Однако сейчас этому человеку было явно не до любви и
привета. Стоя на коленях над Араторном, он изо всех сил тряс его, похлопывал по
щекам, силясь привести в чувство.
– Что такое? – озабоченно спросил Вайда, вглядываясь, и,
вскрикнув, тоже рухнул на колени и принялся теребить венценосца.
Эта забота об ее первейшем враге показалась Елизавете более
чем странной и оскорбительной. От души надеясь, что более никакая сила не
приведет Араторна в чувство, она со злорадной усмешкою наклонилась над ним – и
тут же показалось, что разум ее помутился, ибо вместо изъеденного оспою,
страшного лица Араторна она увидела молодое, бледное, с закрытыми глазами
лицо... Данилы!
– Предатель поганый! – вскричала Елизавета, но тут же
широкая ладонь Вайды зажала ей рот:
– Не шуми, девонька. Не ровен час, сбегутся, антихристы!
Человек, стоявший на коленях над Данилою, тоже повернулся к
Елизавете, знаком призывая к молчанию, и она только слабо, с ужасом застонала,
увидав лицо столь же страшное, изуродованное оспою, как у Араторна. Все поплыло
у нее перед глазами, но Вайда поддержал ее, прошептав сердито:
– Больно уж слаба ты стала, как я погляжу. Чего
приужахнулась? Говорю, это мой друг. Да ладно, не время сейчас лясы точить. Э,
да никак жив наш парнишка-то! – радостно воскликнул он, увидав, что Данила
медленно открыл помутневшие от боли глаза и что-то невнятно забормотал.
– Что-что? – склонился к самым его губам рябой сотоварищ
Вайды. – Кто тебя ударил? Она?!
– Ох, ох... – с жалобным стоном Данила попытался
приподняться и упал бы снова, когда б рябой не подхватил его. – Ох, бедная моя
головушка! За что, барыня милая, за что вы меня так?
Вайда как-то странно вздрагивал рядом с Елизаветою. Она
покосилась: да он едва сдерживался, чтобы не расхохотаться! А рябой взирал на
Данилу с нескрываемым сочувствием. Возмущение переполнило сердце Елизаветы.

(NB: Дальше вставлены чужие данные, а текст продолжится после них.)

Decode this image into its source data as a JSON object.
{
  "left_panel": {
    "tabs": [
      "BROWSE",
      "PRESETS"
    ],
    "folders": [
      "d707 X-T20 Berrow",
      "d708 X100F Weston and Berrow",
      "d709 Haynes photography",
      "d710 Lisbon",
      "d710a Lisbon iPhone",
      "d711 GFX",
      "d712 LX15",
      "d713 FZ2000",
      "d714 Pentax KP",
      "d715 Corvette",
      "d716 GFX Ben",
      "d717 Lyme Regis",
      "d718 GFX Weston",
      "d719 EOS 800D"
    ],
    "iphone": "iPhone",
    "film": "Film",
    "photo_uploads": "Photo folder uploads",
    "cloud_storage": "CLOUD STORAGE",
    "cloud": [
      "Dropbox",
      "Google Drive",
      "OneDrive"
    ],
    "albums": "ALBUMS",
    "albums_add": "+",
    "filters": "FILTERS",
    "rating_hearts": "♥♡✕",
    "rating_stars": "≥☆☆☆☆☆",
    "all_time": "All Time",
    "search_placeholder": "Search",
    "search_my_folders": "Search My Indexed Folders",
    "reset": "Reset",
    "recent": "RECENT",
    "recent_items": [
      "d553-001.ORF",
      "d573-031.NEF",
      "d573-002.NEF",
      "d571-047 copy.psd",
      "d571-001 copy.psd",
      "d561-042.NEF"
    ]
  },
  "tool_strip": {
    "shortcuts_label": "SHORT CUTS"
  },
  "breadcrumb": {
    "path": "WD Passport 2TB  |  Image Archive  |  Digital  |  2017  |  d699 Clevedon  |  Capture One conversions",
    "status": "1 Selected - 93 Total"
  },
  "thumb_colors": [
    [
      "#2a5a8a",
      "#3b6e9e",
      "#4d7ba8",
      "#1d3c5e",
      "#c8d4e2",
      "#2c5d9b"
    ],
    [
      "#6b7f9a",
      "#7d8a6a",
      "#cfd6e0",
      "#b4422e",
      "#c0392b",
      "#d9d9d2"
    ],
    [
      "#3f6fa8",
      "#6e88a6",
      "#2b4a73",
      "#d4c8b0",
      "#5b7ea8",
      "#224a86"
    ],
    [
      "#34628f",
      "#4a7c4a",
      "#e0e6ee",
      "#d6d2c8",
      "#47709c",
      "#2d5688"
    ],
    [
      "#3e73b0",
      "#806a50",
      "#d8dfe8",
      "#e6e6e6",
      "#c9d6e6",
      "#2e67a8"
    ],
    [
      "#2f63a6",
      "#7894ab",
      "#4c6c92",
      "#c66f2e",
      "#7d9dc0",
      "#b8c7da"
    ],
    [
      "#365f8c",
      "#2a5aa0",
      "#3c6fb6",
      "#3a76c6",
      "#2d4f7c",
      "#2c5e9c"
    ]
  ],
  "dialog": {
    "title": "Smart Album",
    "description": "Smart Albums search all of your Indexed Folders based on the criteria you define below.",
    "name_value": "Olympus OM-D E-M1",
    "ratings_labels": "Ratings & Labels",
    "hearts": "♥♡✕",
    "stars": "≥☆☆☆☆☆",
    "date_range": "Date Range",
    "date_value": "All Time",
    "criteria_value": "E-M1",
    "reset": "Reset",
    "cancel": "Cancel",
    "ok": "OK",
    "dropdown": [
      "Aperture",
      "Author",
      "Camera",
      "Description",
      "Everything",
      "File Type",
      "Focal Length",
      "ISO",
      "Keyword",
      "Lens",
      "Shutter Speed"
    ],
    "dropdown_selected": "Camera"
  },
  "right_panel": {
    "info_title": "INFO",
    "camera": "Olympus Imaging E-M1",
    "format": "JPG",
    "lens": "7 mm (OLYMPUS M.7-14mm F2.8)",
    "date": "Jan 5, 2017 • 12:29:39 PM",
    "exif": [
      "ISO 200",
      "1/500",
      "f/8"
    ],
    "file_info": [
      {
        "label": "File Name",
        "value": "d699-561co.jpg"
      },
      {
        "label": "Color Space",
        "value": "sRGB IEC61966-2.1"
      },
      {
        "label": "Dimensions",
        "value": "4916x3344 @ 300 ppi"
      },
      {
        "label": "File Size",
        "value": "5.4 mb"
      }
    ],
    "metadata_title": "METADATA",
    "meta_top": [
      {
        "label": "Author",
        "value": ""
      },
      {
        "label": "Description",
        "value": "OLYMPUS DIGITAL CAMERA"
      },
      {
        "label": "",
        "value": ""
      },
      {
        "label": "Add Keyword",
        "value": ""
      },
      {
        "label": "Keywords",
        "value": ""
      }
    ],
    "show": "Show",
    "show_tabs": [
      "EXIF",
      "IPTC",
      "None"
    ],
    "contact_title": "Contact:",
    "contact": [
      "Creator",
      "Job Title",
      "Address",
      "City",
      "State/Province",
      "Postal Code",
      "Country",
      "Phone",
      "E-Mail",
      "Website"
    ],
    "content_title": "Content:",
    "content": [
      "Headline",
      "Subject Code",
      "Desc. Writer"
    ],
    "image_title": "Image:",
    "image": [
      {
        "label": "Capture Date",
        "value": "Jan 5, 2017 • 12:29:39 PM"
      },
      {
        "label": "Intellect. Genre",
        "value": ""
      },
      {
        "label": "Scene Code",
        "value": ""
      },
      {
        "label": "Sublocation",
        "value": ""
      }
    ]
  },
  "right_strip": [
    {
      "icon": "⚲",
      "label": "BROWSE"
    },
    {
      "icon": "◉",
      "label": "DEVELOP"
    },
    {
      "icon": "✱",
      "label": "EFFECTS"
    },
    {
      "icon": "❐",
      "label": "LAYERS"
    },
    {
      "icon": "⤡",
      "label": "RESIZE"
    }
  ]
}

– За что? – воскликнула она гневным шепотом. – За что,
спрашиваешь? Да за твое гнусное предательство! Что, Араторн в награду посулил
тебя в Орден принять или ты уже давно состоишь в числе его сторонников?
Говорил, жизнь за меня положишь, а сам предал, да так гнусно, так подло!
– А ну, тихо! – велел рябой, не повышая голоса, метнув на
Елизавету предостерегающий взгляд. – Говорите, что он сделал, да потише и
покороче, если не хотите, чтобы сюда вся тюрьма собралась.
Елизавета фыркнула от злости, но послушалась.